Starting with trumpet, both muted and open, which he's played professionally since his teens (he's now 50),  DeFrancesco and his trio set sail with a piece called "Free," which was succeeded by one written for his wife called "Lady G." That provided him with a turn on tenor sax, backed astutely by Brown. The bandleader as a saxophonist had a slightly rough, but tender, sound well-suited to a love song and somewhat recalling how his idol Pharoah Sanders approached ballads. The new release features DeFrancesco as saxophonist for the first time on record.

He next moved to the Hammond B-3, with which he has principally been associated for decades, in order for the trio to deliver his mash-up of two jazz classics, "Confirmation" and "Giant Steps." He calls it "Roll With It," and he was clearly in his element, with those long, looping phrases that sometimes seem overloaded with decorative elements but always manage to right themselves rhythmically. DeFrancesco always knows where the accents should fall, which makes him a super-adaptable partner with drummers, as he was throughout the set with Marshall.

A piece focused on a quality widely known as "funky," otherwise unidentified by title, followed. It incorporated a rhythmic-melodic phrase that DeFrancesco taught the audience to sing — something on the order of "baba-doo, ba-bebop" to start with, then capped by a couple of separated syllables. The audience was amply responsive; for his main solo, DeFrancesco launched into his most flamboyant manner, folding in what sounded like a splendid tribute to Stevie Wonder's "Isn't She Lovely?" 

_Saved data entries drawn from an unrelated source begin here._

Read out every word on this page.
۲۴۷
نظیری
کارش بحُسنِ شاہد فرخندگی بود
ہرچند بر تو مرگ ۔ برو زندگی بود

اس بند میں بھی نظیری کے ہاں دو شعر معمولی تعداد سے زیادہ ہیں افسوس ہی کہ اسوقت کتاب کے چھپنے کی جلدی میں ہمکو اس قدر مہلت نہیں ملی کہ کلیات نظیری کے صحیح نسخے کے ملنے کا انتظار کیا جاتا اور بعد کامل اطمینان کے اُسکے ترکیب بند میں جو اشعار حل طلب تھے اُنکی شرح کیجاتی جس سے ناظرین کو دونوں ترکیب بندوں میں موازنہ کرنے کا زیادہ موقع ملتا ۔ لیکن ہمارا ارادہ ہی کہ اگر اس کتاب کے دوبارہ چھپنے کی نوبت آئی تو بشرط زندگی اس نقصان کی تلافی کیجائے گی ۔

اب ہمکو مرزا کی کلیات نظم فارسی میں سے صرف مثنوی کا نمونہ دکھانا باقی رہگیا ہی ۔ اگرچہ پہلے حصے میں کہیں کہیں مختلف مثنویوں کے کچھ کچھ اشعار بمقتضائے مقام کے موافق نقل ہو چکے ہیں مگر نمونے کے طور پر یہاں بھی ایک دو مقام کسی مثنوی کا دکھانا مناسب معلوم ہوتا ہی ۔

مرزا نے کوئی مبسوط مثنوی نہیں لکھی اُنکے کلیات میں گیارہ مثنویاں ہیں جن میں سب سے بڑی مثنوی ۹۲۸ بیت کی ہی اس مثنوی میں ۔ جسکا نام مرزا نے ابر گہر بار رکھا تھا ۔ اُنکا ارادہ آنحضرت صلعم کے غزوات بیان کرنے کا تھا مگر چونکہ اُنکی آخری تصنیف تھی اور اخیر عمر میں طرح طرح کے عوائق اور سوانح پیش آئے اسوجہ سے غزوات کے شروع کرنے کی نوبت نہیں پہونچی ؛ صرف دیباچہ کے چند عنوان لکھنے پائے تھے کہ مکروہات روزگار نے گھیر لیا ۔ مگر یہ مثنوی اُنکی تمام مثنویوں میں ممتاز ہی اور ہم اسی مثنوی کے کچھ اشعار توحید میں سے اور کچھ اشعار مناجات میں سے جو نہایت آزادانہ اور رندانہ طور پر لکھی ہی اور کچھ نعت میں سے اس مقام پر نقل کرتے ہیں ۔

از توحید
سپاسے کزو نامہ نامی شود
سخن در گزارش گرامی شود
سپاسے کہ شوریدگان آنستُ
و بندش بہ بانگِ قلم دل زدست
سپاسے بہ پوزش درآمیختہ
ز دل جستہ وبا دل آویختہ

With the versatile Brown moving back to guitar, the set formally concluded with the title tune from "More Music," where he interpolated another famous quotation. It was the evergreen "Back Home in Indiana," which seems to have suggested an obvious encore devoted specifically to that song. It unfolded in wholehearted fashion, decked out first in a fast tempo, then a slow one. 

There were shouts for still "more music," but it was obviously a good place for the performance to end, and a break was in order before the second set — the last of four in the trio's engagement here.